Unfortunately, the deer will eat just about everything. Since we took down our electric fence that kept our neighbor’s cows out of the front yard, the deer have taken over. Just this morning seven were grazing in the backyard. When I go out and try to shoo them away, they just look at me like I’m weird and keep chewing. I’ve had long discussions with them, but they are uninterested in my reasoning. Also, since the electric fence came down, bear and cougar are everywhere.
There are many flowers that are deer “resistant” but if they get hungry enough they will eat most. However, most deer don’t like mint family plants and honey bees love them, so that’s one place to start. I usually go by the notes on the package, which are a pretty good guide.
If you email a photo to me directly, I will post it here. I don’t have a public file uploader for web security reasons. My email: rusty[at]honeybeesuite[dot]com
By the way, thank you for the donation. Much appreciated!
Rusty thank you for the reply and information!
Ya, I think I’m taking a lot this year but I have to keep myself very busy or I go stir-crazy. lol. So I will do a bunch of fence mending and re-hook up the electric fence as well to hopefully deter the deer and bears. I will make a separate electric fence as well around the bee hives.
I will experiment this year with planting flowers in a different area and see how things go. Very excited for this new chapter in our lives.
Keep us posted and send photos of your new pollinator garden.
Your lawn’s border edges are probably less taken over by grass because they are taken over by something else. My forest edges have the occasional black walnut, which is known to be anathema to many other plants. Rusty’s edges apparently have big-leaf maples, and most maples throw lots of roots near the surface, which makes the immediate area a bit of a desert. You describe your edges as containing many berry plants, so if you plant too close to them, you may starve one or the other.
As far as the deer, they will graze and browse anything available. Some vegetable gardening guides suggest a small planting of something the deer will find particularly tasty, as a distraction from the stuff you’d like to harvest. Don’t know how well that works. And they will, of course, walk out into your lawn regardless of where you put your flowers.

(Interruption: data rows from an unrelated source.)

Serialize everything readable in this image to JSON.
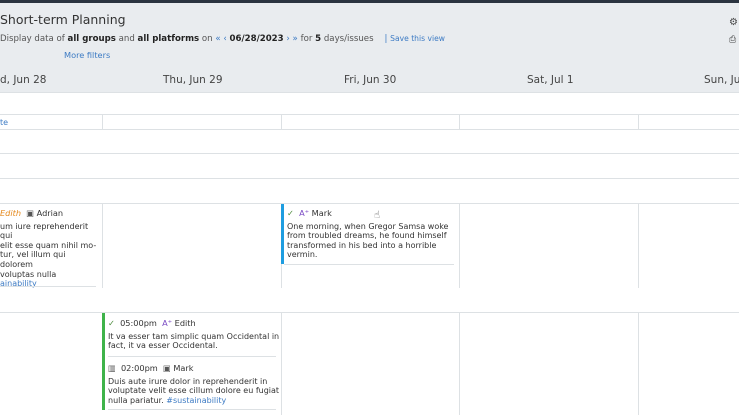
{
  "page": {
    "title": "Short-term Planning",
    "subline": {
      "prefix": "Display data of",
      "groups": "all groups",
      "and": "and",
      "platforms": "all platforms",
      "on": "on",
      "nav_prev": "« ‹",
      "date": "06/28/2023",
      "nav_next": "› »",
      "for": "for",
      "days": "5",
      "unit": "days/issues",
      "separator": "|",
      "save_view": "Save this view"
    },
    "more_filters": "More filters"
  },
  "days": [
    {
      "label": "d, Jun 28"
    },
    {
      "label": "Thu, Jun 29"
    },
    {
      "label": "Fri, Jun 30"
    },
    {
      "label": "Sat, Jul 1"
    },
    {
      "label": "Sun, Jul"
    }
  ],
  "row_link_partial": "te",
  "cards": {
    "wed_1": {
      "author": "Edith",
      "assignee": "Adrian",
      "lines": [
        "um iure reprehenderit qui",
        "elit esse quam nihil mo-",
        "tur, vel illum qui dolorem",
        "voluptas nulla"
      ],
      "tag": "ainability"
    },
    "fri_1": {
      "assignee": "Mark",
      "lines": [
        "One morning, when Gregor Samsa woke",
        "from troubled dreams, he found himself",
        "transformed in his bed into a horrible",
        "vermin."
      ]
    },
    "thu_1": {
      "time": "05:00pm",
      "assignee": "Edith",
      "lines": [
        "It va esser tam simplic quam Occidental in",
        "fact, it va esser Occidental."
      ]
    },
    "thu_2": {
      "time": "02:00pm",
      "assignee": "Mark",
      "lines": [
        "Duis aute irure dolor in reprehenderit in",
        "voluptate velit esse cillum dolore eu fugiat",
        "nulla pariatur."
      ],
      "tag": "#sustainability"
    }
  },
  "colors": {
    "accent_blue": "#3d7bc4",
    "bar_blue": "#1e9de0",
    "bar_green": "#3fb34a",
    "orange": "#e58a1f",
    "header_bg": "#e9ecef"
  }
}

Our deer (which I love) graze all the fields around our house.
Last year I tried to meadow-ize a small, semi-barren patch by raking in the garden debris from my cosmos and zinnias, sowing with crimson clover and a handful of buckwheat, and not mowing. One zinnia, no cosmos (both re-emerged successfully in their home garden sites). The clover came out early and kept a lot of bumbles/carpenters happy, but I don’t think it reseeded. The area was next to the previous years’ prolific asters that hummed with honey bees for a month, but last year the asters were no-shows. Go figure.

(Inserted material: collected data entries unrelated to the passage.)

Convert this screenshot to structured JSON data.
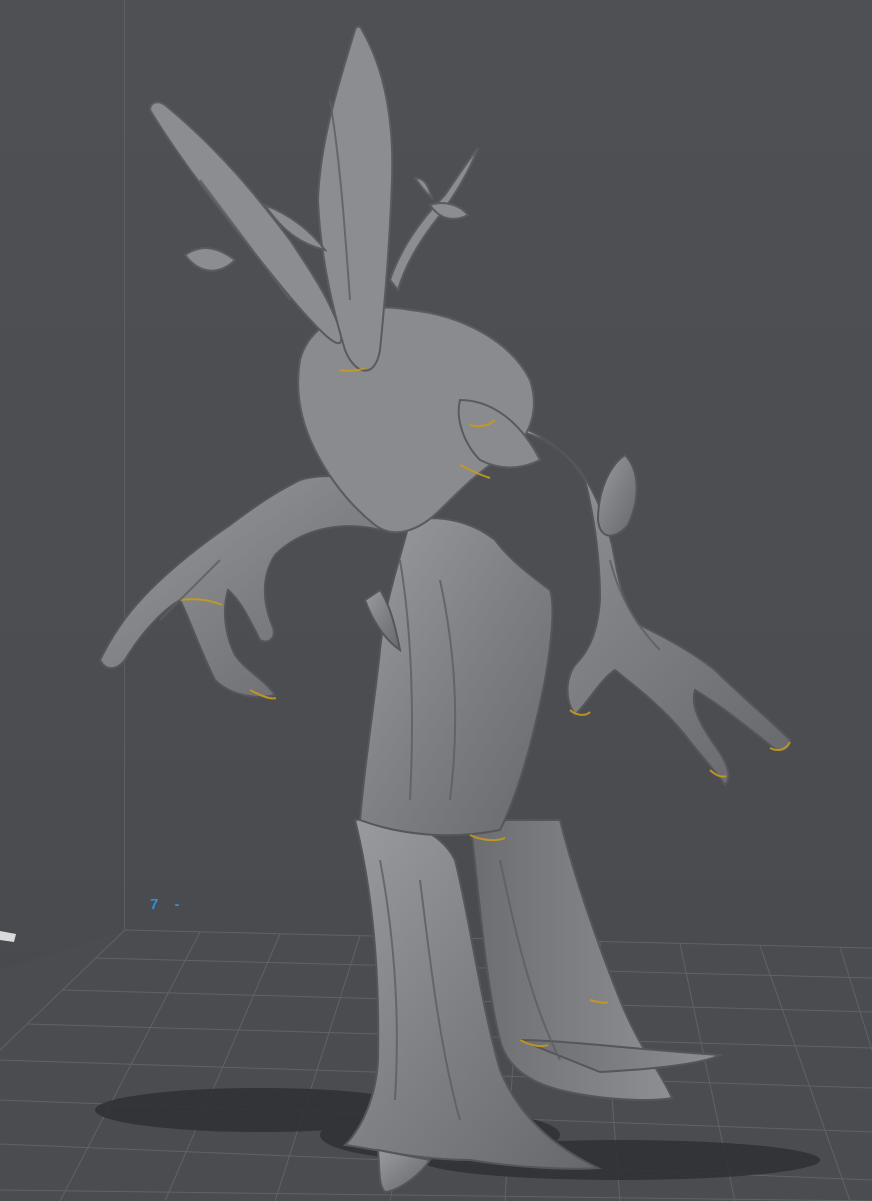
{
  "viewport": {
    "axis_marker_text": "7 -",
    "colors": {
      "background": "#4d4f53",
      "grid_line": "#5f6166",
      "model_gray": "#8a8b8e",
      "overhang_highlight": "#c89a1c",
      "axis_blue": "#2f8fd8"
    },
    "model_name_icon": "treant-sculpt-model",
    "floor_icon": "build-plate-grid",
    "handle_icon": "gizmo-handle-icon"
  }
}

This year’s plan calls for more work, by trying to starve small patches of the grass and seeding or transplanting into those patches later.
gap in E TN: Thank you for your reply. Very interesting info. We have over 60 Big Leaf Maple trees on our property and they border our lawn the whole way around. We actually make maple syrup from the trees 🙂 So that may be the reason like you are saying for the grass not growing thick near the border edges.
Good to know about the berry bushes and that they may compete with flowers. I will do some experimenting and see how things go with that.
Thanks for sharing your experience with the flower meadow. I find it all very interesting and look forward to trying new things to see what works and won’t work on our property. Trying to keep all the plants, flowers, trees, and creatures in harmony will keep me busy I’m sure. Love learning new things and seeing what is possible and what isn’t.